"Going to Die Anyway": COVID-19 Deaths of the Elderly are No Laughing Matter

R. J. Snell
May 25, 2020
Reproduced with Permission
Culture of Life Foundation

There are, of course, competing viewpoints about how states should end the coronavirus lockdowns, with some urging greater caution while others think it's time to get the economy and life open again, and fast. Given the uncertainties, such disagreements are hardly unexpected, and in some ways reveal both the strength and the risks of living in an open and democratic society.

It is increasingly clear, however, that COVID-19 poses a much greater threat to the elderly than to the young, especially given the comorbidities already faced by many older people , such as heart disease. In some states, as it turns out, it's not just the elderly but specifically those in or elder care facilities who make up a significant, sometimes overwhelming percentage of those who have died of COVID-19, a grim reality apparently exacerbated by previous decisions to send infected patients to those facilities.

It's not surprising, then, to find some arguing that the lockdowns were largely unnecessary, or at least that going forward the most reasonable alternative is to open up schools and businesses while maintaining strict quarantines on those most vulnerable , including, and perhaps most especially, nursing homes.

Whatever one thinks of such proposals, and they remain debatable, they are not outside the realm of reasonability. Reasonable people of good will can and do disagree about policies, and they are not moral monsters because they disagree. This is part and parcel of living in a democratic society - we debate about prudential policies. Perhaps the proposals are wrong-headed, perhaps not, and we may not know for some time.

More disturbing, however, is a palpable nonchalance demonstrated by some, thankfully few, who seem to think that deaths of the elderly somehow matter less than the deaths of younger people. "They were going to die soon anyway, what does it matter?" some seem to suggest . Others don't just hint at this attitude but state it clearly and directly : "They were on their last legs anyway."

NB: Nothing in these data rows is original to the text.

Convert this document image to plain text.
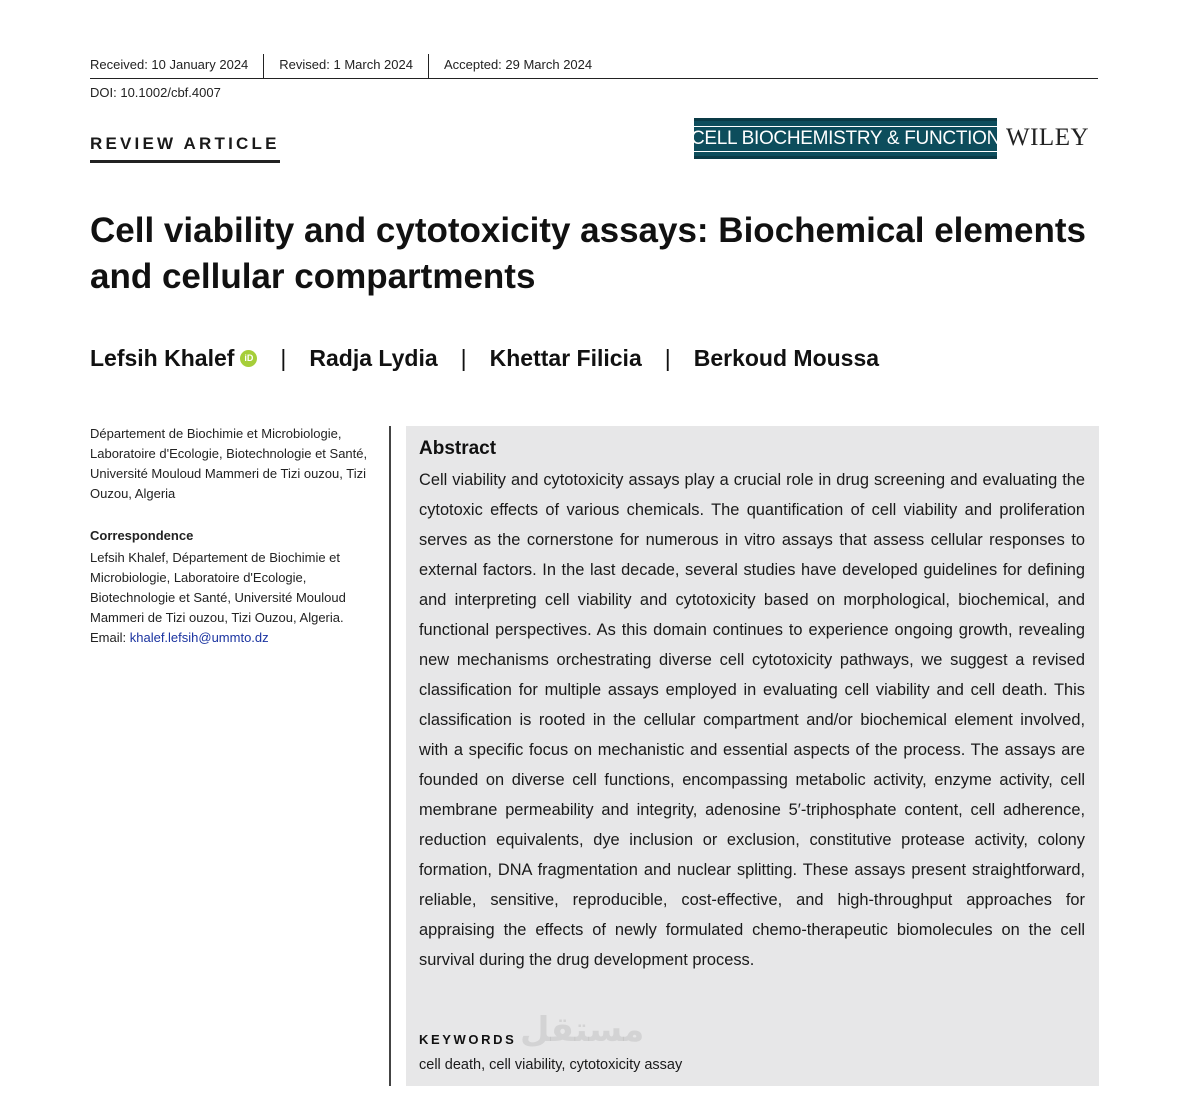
Received: 10 January 2024	Revised: 1 March 2024	Accepted: 29 March 2024
DOI: 10.1002/cbf.4007
REVIEW ARTICLE	CELL BIOCHEMISTRY & FUNCTION WILEY
Cell viability and cytotoxicity assays: Biochemical elements and cellular compartments
Lefsih Khalef	iD | Radja Lydia | Khettar Filicia | Berkoud Moussa
Département de Biochimie et Microbiologie, Laboratoire d'Ecologie, Biotechnologie et Santé, Université Mouloud Mammeri de Tizi ouzou, Tizi Ouzou, Algeria
Correspondence
Lefsih Khalef, Département de Biochimie et Microbiologie, Laboratoire d'Ecologie, Biotechnologie et Santé, Université Mouloud Mammeri de Tizi ouzou, Tizi Ouzou, Algeria.
Email: khalef.lefsih@ummto.dz
Abstract
Cell viability and cytotoxicity assays play a crucial role in drug screening and evaluating the cytotoxic effects of various chemicals. The quantification of cell viability and proliferation serves as the cornerstone for numerous in vitro assays that assess cellular responses to external factors. In the last decade, several studies have developed guidelines for defining and interpreting cell viability and cytotoxicity based on morphological, biochemical, and functional perspectives. As this domain continues to experience ongoing growth, revealing new mechanisms orchestrating diverse cell cytotoxicity pathways, we suggest a revised classification for multiple assays employed in evaluating cell viability and cell death. This classification is rooted in the cellular compartment and/or biochemical element involved, with a specific focus on mechanistic and essential aspects of the process. The assays are founded on diverse cell functions, encompassing metabolic activity, enzyme activity, cell membrane permeability and integrity, adenosine 5′-triphosphate content, cell adherence, reduction equivalents, dye inclusion or exclusion, constitutive protease activity, colony formation, DNA fragmentation and nuclear splitting. These assays present straightforward, reliable, sensitive, reproducible, cost-effective, and high-throughput approaches for appraising the effects of newly formulated chemo-therapeutic biomolecules on the cell survival during the drug development process.
KEYWORDS
cell death, cell viability, cytotoxicity assay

Is one human worth less than another because likely to have less time yet to live? Is the death of an elderly person less tragic because they are old? Many of us have experienced the death of a loved one and concluded that "they had a good, long life," or that "it was time." And those who have lost a child know there is something profoundly painful in this, that it was "too soon," for they "had their whole life ahead of them." We understand these sentiments, realize that there is something more palatable in death at the end of life's drama than at the beginning. But such acceptance is not the same as the callous attitude demonstrated by those claiming that "they were on their last legs anyway."

Humans do not get their innate value and dignity because productive or beneficial to others, nor is innate dignity diminished because life could persist for only 200 days rather than 2000. Innate value, after all, is just that - innate, intrinsic - and a such value can neither be increased or decreased, nor does one person have more or less than another. Certainly one person can be more valuable for this or that purpose - the engineer is more valuable when building a bridge than is the poet, although the poet may be more useful when looking for consolation - but innate value doesn't come and go, grow or diminish. Human worth is simply had by virtue of being a human being, pure and simple.

All too often, people forget that physical life is a fundamental but not an absolute good, for we are not simply bodies, not merely organic robots who are valuable so long as we can act and do and produce, and thus value increases the more or longer we can act and produce. It's not just having a live body which gives value; instead, the body is part of a whole, part of a unified person , and it is persons who have intrinsic value, in whatever state their body happens to be in. Healthy, beautiful, powerful, young; ill, ravaged, weak, old - it doesn't matter, for a person is a person whatever the state of their body, or how long their body is likely to last.

Persons are valuable, persons have innate worth, and to suggest that the death of an aged person doesn't really matter is to be utterly mistaken about humanity.